On empathy, competence and leadership

In my opinion, among many other things, leadership is also the ability to act on the strenght of entrepreneurial hunch (reference to Boisot here): to have an holistic view of the problems and situations we face, beyond the self.

And that’s where empathy comes into play.

Empathy is a key skill to expand perspectives. The right amount can help you spotting people’s weakness and strengths, and use them to build something.

Too much empathy, and you end up with the good samaritan’s syndrome, or you may get easily lost into psychological projection, assuming that your feelings and perceptions are the same as other people’s.

Too little empathy, and you lose perspective.

Thus, empathy can be seen as a broader view beyond the self. The broader the view, the more the linkages and patterns to explore. Exploring alone is not enough, we also need to exploit the dynamic between complex and complicated (in Cynefin terms) and the point I want to raise here is that, in order to exploit, you need competence.

Competence

Competence can be conscious, when you are able to use it with effort, and can be unconscious, when applying soft or hard skills becomes more or less automatic. In my opinion, when we talk about soft skills, competence is mainly unconscious. This also means that unconscious competence is part of your filter bubble, and it can be good or bad, depending on the context.

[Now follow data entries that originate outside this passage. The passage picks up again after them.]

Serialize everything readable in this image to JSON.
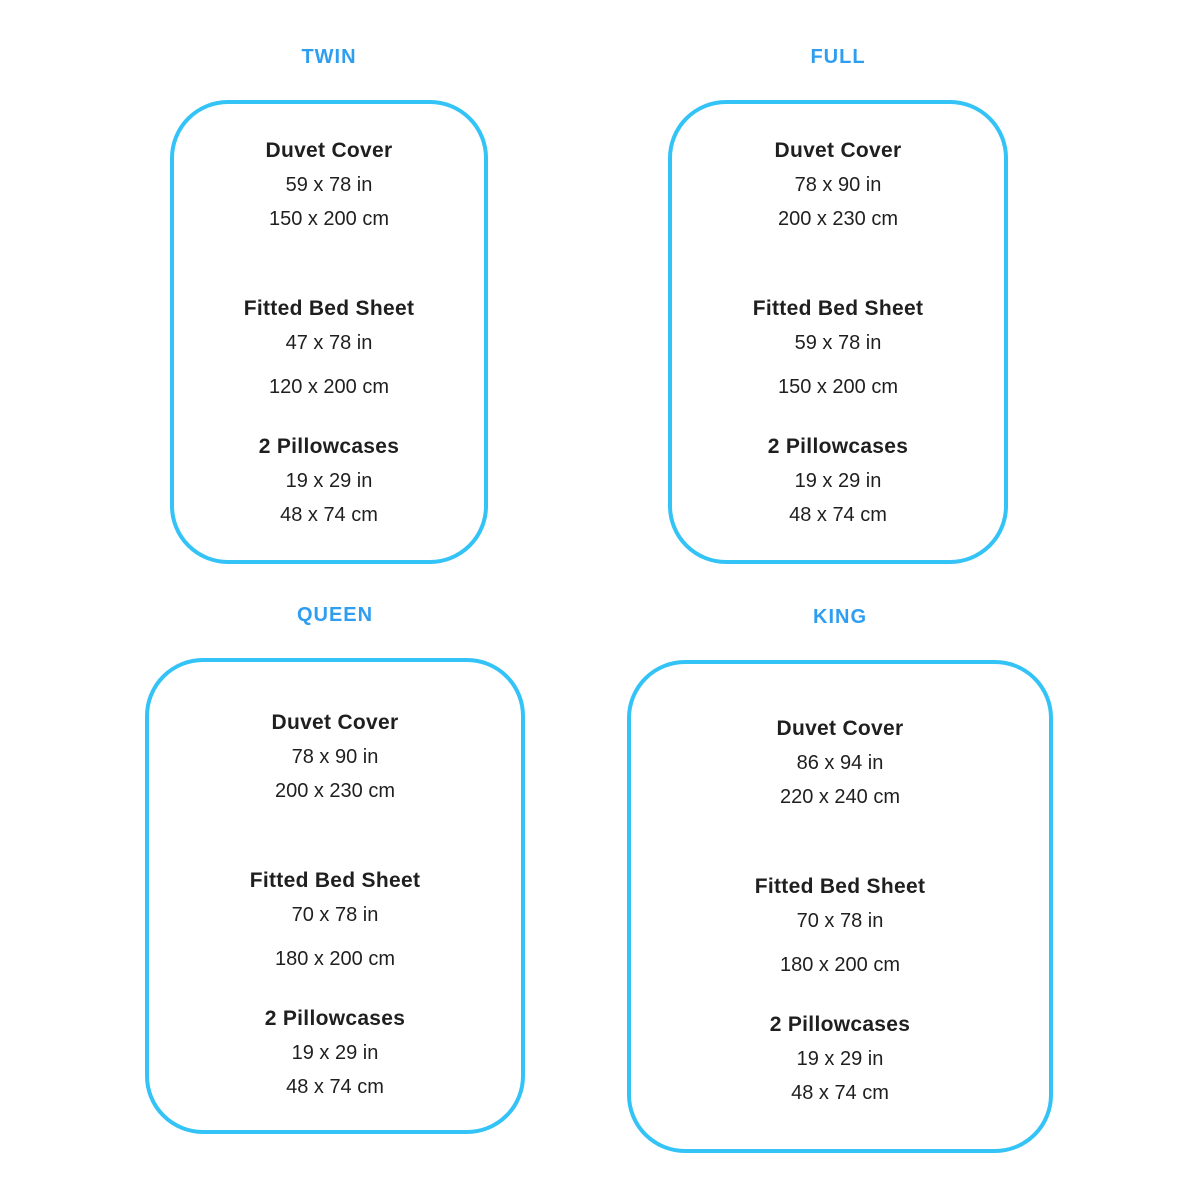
{
  "style": {
    "title_color": "#2f9ef0",
    "border_color": "#33c3f7",
    "text_color": "#1f1f1f",
    "background": "#ffffff"
  },
  "panels": [
    {
      "id": "twin",
      "label": "TWIN",
      "items": [
        {
          "name": "Duvet Cover",
          "inches": "59 x 78 in",
          "cm": "150 x 200 cm"
        },
        {
          "name": "Fitted Bed Sheet",
          "inches": "47 x 78 in",
          "cm": "120 x 200 cm"
        },
        {
          "name": "2 Pillowcases",
          "inches": "19 x 29 in",
          "cm": "48 x 74 cm"
        }
      ]
    },
    {
      "id": "full",
      "label": "FULL",
      "items": [
        {
          "name": "Duvet Cover",
          "inches": "78 x 90 in",
          "cm": "200 x 230 cm"
        },
        {
          "name": "Fitted Bed Sheet",
          "inches": "59 x 78 in",
          "cm": "150 x 200 cm"
        },
        {
          "name": "2 Pillowcases",
          "inches": "19 x 29 in",
          "cm": "48 x 74 cm"
        }
      ]
    },
    {
      "id": "queen",
      "label": "QUEEN",
      "items": [
        {
          "name": "Duvet Cover",
          "inches": "78 x 90 in",
          "cm": "200 x 230 cm"
        },
        {
          "name": "Fitted Bed Sheet",
          "inches": "70 x 78 in",
          "cm": "180 x 200 cm"
        },
        {
          "name": "2 Pillowcases",
          "inches": "19 x 29 in",
          "cm": "48 x 74 cm"
        }
      ]
    },
    {
      "id": "king",
      "label": "KING",
      "items": [
        {
          "name": "Duvet Cover",
          "inches": "86 x 94 in",
          "cm": "220 x 240 cm"
        },
        {
          "name": "Fitted Bed Sheet",
          "inches": "70 x 78 in",
          "cm": "180 x 200 cm"
        },
        {
          "name": "2 Pillowcases",
          "inches": "19 x 29 in",
          "cm": "48 x 74 cm"
        }
      ]
    }
  ]
}
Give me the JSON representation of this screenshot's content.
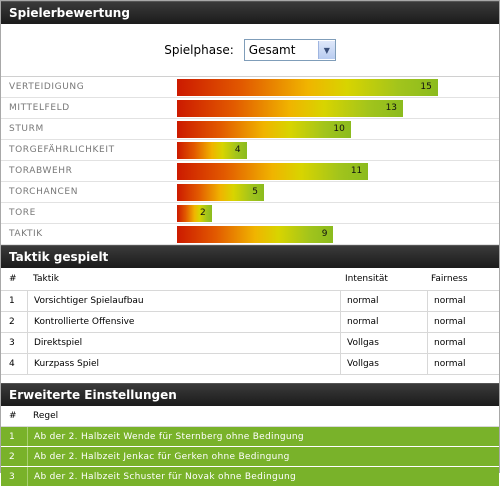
{
  "ratings_section": {
    "title": "Spielerbewertung",
    "phase_label": "Spielphase:",
    "phase_value": "Gesamt",
    "rows": [
      {
        "label": "VERTEIDIGUNG",
        "value": 15
      },
      {
        "label": "MITTELFELD",
        "value": 13
      },
      {
        "label": "STURM",
        "value": 10
      },
      {
        "label": "TORGEFÄHRLICHKEIT",
        "value": 4
      },
      {
        "label": "TORABWEHR",
        "value": 11
      },
      {
        "label": "TORCHANCEN",
        "value": 5
      },
      {
        "label": "TORE",
        "value": 2
      },
      {
        "label": "TAKTIK",
        "value": 9
      }
    ]
  },
  "tactics_section": {
    "title": "Taktik gespielt",
    "headers": {
      "num": "#",
      "tactic": "Taktik",
      "intensity": "Intensität",
      "fairness": "Fairness"
    },
    "rows": [
      {
        "num": "1",
        "tactic": "Vorsichtiger Spielaufbau",
        "intensity": "normal",
        "fairness": "normal"
      },
      {
        "num": "2",
        "tactic": "Kontrollierte Offensive",
        "intensity": "normal",
        "fairness": "normal"
      },
      {
        "num": "3",
        "tactic": "Direktspiel",
        "intensity": "Vollgas",
        "fairness": "normal"
      },
      {
        "num": "4",
        "tactic": "Kurzpass Spiel",
        "intensity": "Vollgas",
        "fairness": "normal"
      }
    ]
  },
  "settings_section": {
    "title": "Erweiterte Einstellungen",
    "headers": {
      "num": "#",
      "rule": "Regel"
    },
    "rows": [
      {
        "num": "1",
        "rule": "Ab der 2. Halbzeit Wende für Sternberg ohne Bedingung"
      },
      {
        "num": "2",
        "rule": "Ab der 2. Halbzeit Jenkac für Gerken ohne Bedingung"
      },
      {
        "num": "3",
        "rule": "Ab der 2. Halbzeit Schuster für Novak ohne Bedingung"
      }
    ]
  },
  "scale_max": 15,
  "colors": {
    "header_bg": "#1f1f1f",
    "rule_row_bg": "#79b22a"
  },
  "icons": {
    "select_arrow": "chevron-down-icon"
  }
}
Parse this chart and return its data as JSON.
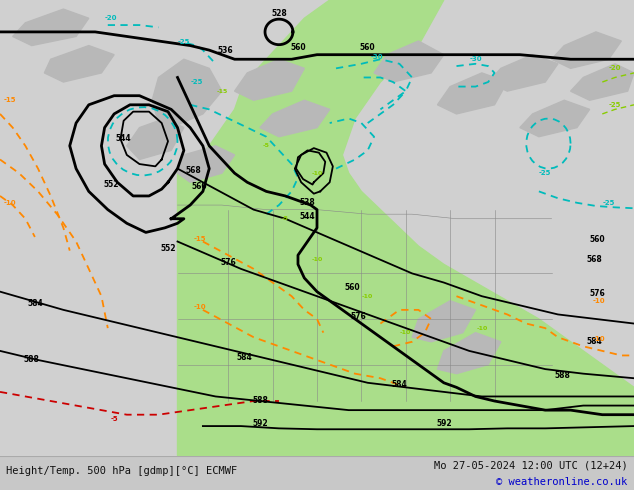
{
  "title_left": "Height/Temp. 500 hPa [gdmp][°C] ECMWF",
  "title_right": "Mo 27-05-2024 12:00 UTC (12+24)",
  "copyright": "© weatheronline.co.uk",
  "bg_color": "#c8c8c8",
  "map_bg_color": "#d4d4d4",
  "green_color": "#aade8a",
  "white_map_color": "#e8e8e8",
  "fig_width": 6.34,
  "fig_height": 4.9,
  "dpi": 100,
  "black": "#000000",
  "cyan": "#00bbbb",
  "orange": "#ff8800",
  "lime": "#88cc00",
  "red": "#cc0000",
  "title_fontsize": 7.5,
  "copyright_fontsize": 7.5,
  "copyright_color": "#0000cc"
}
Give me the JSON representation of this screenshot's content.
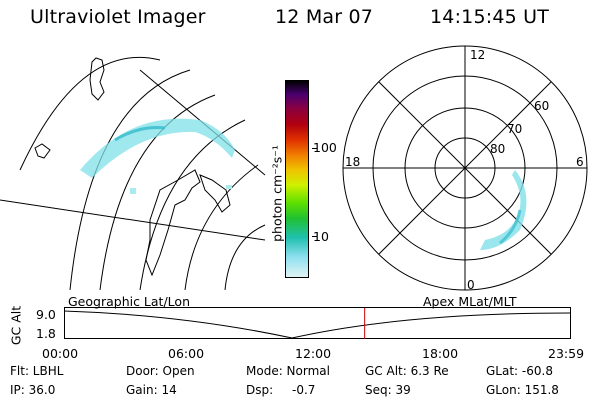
{
  "header": {
    "instrument": "Ultraviolet Imager",
    "date": "12 Mar 07",
    "time": "14:15:45 UT"
  },
  "colorbar": {
    "unit_label": "photon cm⁻²s⁻¹",
    "ticks": [
      "100",
      "10"
    ]
  },
  "polar_plot": {
    "mlt_labels": {
      "top": "12",
      "left": "18",
      "right": "6",
      "bottom": "0"
    },
    "lat_labels": [
      "60",
      "70",
      "80"
    ]
  },
  "timeline": {
    "axis_label": "GC Alt",
    "y_top": "9.0",
    "y_bottom": "1.8",
    "left_caption": "Geographic Lat/Lon",
    "right_caption": "Apex MLat/MLT",
    "x_ticks": [
      "00:00",
      "06:00",
      "12:00",
      "18:00",
      "23:59"
    ],
    "current_time_hours": 14.26
  },
  "info": {
    "flt": "Flt: LBHL",
    "ip": "IP: 36.0",
    "door": "Door: Open",
    "gain": "Gain: 14",
    "mode": "Mode: Normal",
    "dsp_label": "Dsp:",
    "dsp_value": "-0.7",
    "gc_alt": "GC Alt: 6.3 Re",
    "seq": "Seq: 39",
    "glat": "GLat: -60.8",
    "glon": "GLon: 151.8"
  },
  "colors": {
    "aurora": "#7fe0e8",
    "aurora_strong": "#35b9cc",
    "marker": "#cc0000"
  }
}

That’s why we should endorse cognitive diversity in teams to tackle complex problems.

Along competence, there can be incompetence. It can be conscious and unconscious too.

Now, although the above classification may be simplistic, combining it with Cynefin, gave me an interesting overview about some patterns and behaviors I’ve observed in the past and that I am sure will observe in the future.

I identified this area for the conscious incompetence. Because of our incompetence, we are unable to exploit opportunities. That’s why the movement between complex and complicated it is not possible. At least, we are aware of it (that’s why I included the authentic disorder in the area). It’s enough to avoid disasters (even if we sometimes walk in the liminal area between complex and chaos).

And here is the really dangerous one: unconscious incompetence.

Quoting prof. Snowden (reference from the article I linked above)

Here I show the danger zone between obvious and chaos as an extension of the inauthentic aspect of disorder.  In earlier years this was sometimes called the complacent zone.  It is a type of liminality but its one you are not aware of until you fall over the cliff. 

From my point of view, when dealing with complex problems, arrogance is usually a sign that someone else is in that zone. Sometimes (or very often, in my experience) others pay for our (bad) decisions – a very well known pattern especially among consultants, coaches and politicians – and we are allowed to lay in that zone comfortably amplifying our ego, while empathy goes down in a negative feedback loop. People affected by Dunning-Kruger cognitive dysfunction that built careers on that are usually in this eternal limbo.

Conscious competence is the area of expertise. We move in a safe space, carefully avoiding dynamics that can trigger innovation and involves risk (liminal complex – chaotic) and we have enough expertise to recognize our limits. Sometimes we do, sometimes we don’t. If we don’t: we’re in the unconscious incompetence (and dangerous) zone.

Unconscious competence involves authentic disorder, it helps us in finding linkages, and explore-exploit opportunities relying on our or other people’s skills. It is the space in which our intuitions about abductive linkages are usually confirmed. In agile coaching and consultancy field, when dealing with people, it is a kind of competence we build with a long story of failures which you recognized and accepted with humilty and courage.

Every “broken bone” or “scar on the field” is a pattern we’ll be able to recognize in the near future. As human beings, we’ve always learned from stories of failure, not by building up autocelebrative communities of unconscious incompetents.

Last but not least, I want to mention another aspect of unconscious competence: the impostor syndrome (specular to Dunning-Kruger), when someone is SO competent but they firmly think they aren’t. A bad place to stay, a kind of limbo that makes us missing exploitation (so the movement represented above it’s not possible).

To conclude, answering to a friend that’s why I believe there is no leadership without empathy, competence and authenticity (at least as we intend leadership within agile community).